Santa Fe Nights

A very tiny grey hand reaches out from the green of the arbor vitae
to the compost pile and snatches a potato peel, a scrap of pizza crust,
the rind of a melon. A startling apparition, especially from the monitor
of Peter’s security system. What is that? The dogs that come later, one
white and one black, are easier to identify. They chow down on the
discarded leftovers while the rest of the dogs in the neighborhood
complain about missing the party. Now that is a caterwauling.

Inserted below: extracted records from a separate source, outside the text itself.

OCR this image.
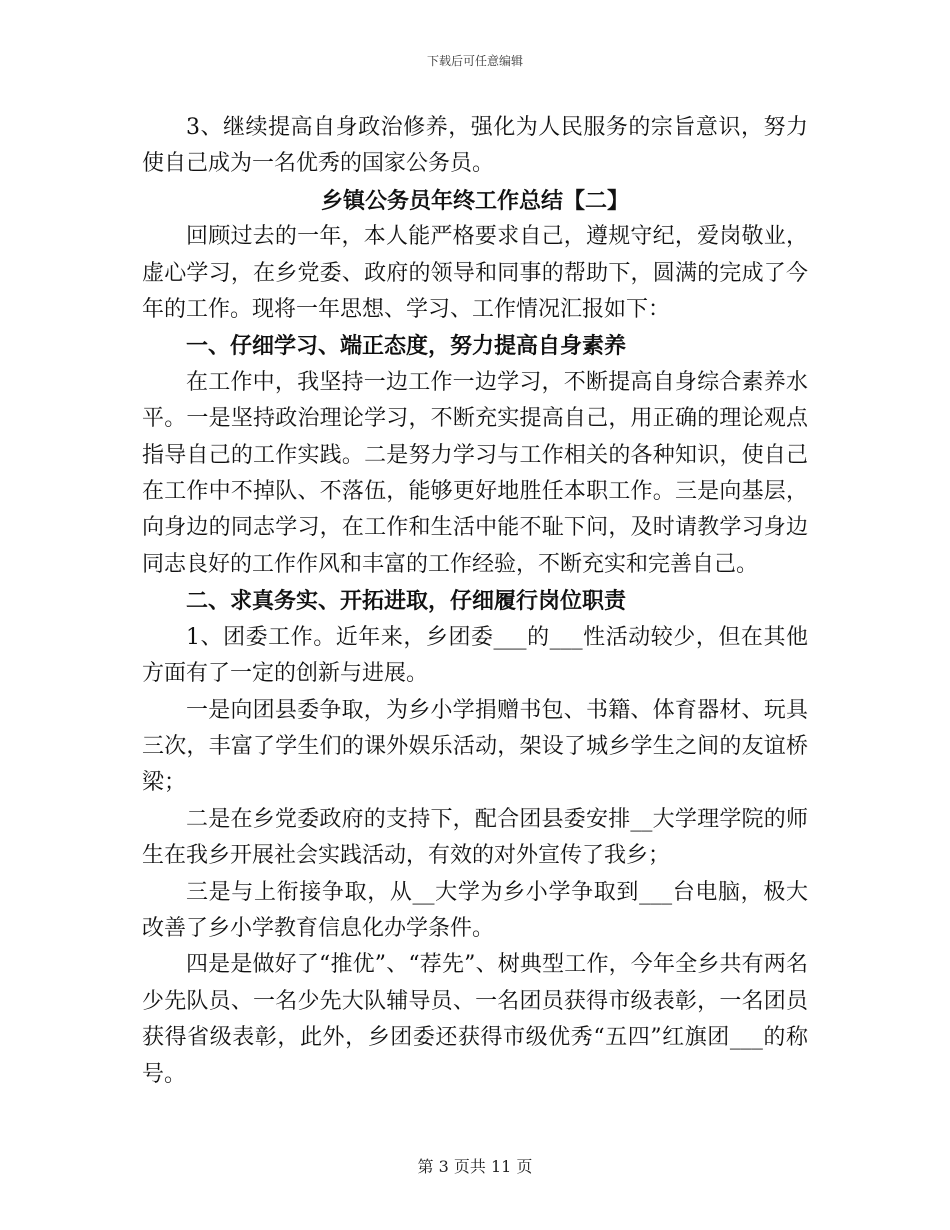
下载后可任意编辑

3、继续提高自身政治修养，强化为人民服务的宗旨意识，努力使自己成为一名优秀的国家公务员。

乡镇公务员年终工作总结【二】

回顾过去的一年，本人能严格要求自己，遵规守纪，爱岗敬业，虚心学习，在乡党委、政府的领导和同事的帮助下，圆满的完成了今年的工作。现将一年思想、学习、工作情况汇报如下：

一、仔细学习、端正态度，努力提高自身素养

在工作中，我坚持一边工作一边学习，不断提高自身综合素养水平。一是坚持政治理论学习，不断充实提高自己，用正确的理论观点指导自己的工作实践。二是努力学习与工作相关的各种知识，使自己在工作中不掉队、不落伍，能够更好地胜任本职工作。三是向基层，向身边的同志学习，在工作和生活中能不耻下问，及时请教学习身边同志良好的工作作风和丰富的工作经验，不断充实和完善自己。

二、求真务实、开拓进取，仔细履行岗位职责

1、团委工作。近年来，乡团委___的___性活动较少，但在其他方面有了一定的创新与进展。

一是向团县委争取，为乡小学捐赠书包、书籍、体育器材、玩具三次，丰富了学生们的课外娱乐活动，架设了城乡学生之间的友谊桥梁；

二是在乡党委政府的支持下，配合团县委安排__大学理学院的师生在我乡开展社会实践活动，有效的对外宣传了我乡；

三是与上衔接争取，从__大学为乡小学争取到___台电脑，极大改善了乡小学教育信息化办学条件。

四是是做好了“推优”、“荐先”、树典型工作，今年全乡共有两名少先队员、一名少先大队辅导员、一名团员获得市级表彰，一名团员获得省级表彰，此外，乡团委还获得市级优秀“五四”红旗团___的称号。

第 3 页共 11 页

Two days later he sees them: a whole family of raccoons crossing the
road beneath the cone of a streetlight, cubs ushered between the
vigilant adults who are hustling into the shelter of dark as fast as their
legs will carry them. Has it been a week since he heard the footsteps
on the roof and draped the skylight in their bedroom with a paisley
pashmina? Now the sound seems less sinister. It was not a voyeur but
a raccoon.

His landlady calls with a grainy picture from Google Earth asking him
what he is burning on the roof. He has to pause. He has not been on
the roof. He peers intently at the image of what looks like a pile of
kindling—a stack of slightly regular strips which are blackened as if
charred. Days later his dad has the answer: tar leavings from the
roofers. Could have been there for years. The raccoons, contrary to
my fervent imaginings, are not roasting marshmallows overhead, but
simply migrating to the vitae.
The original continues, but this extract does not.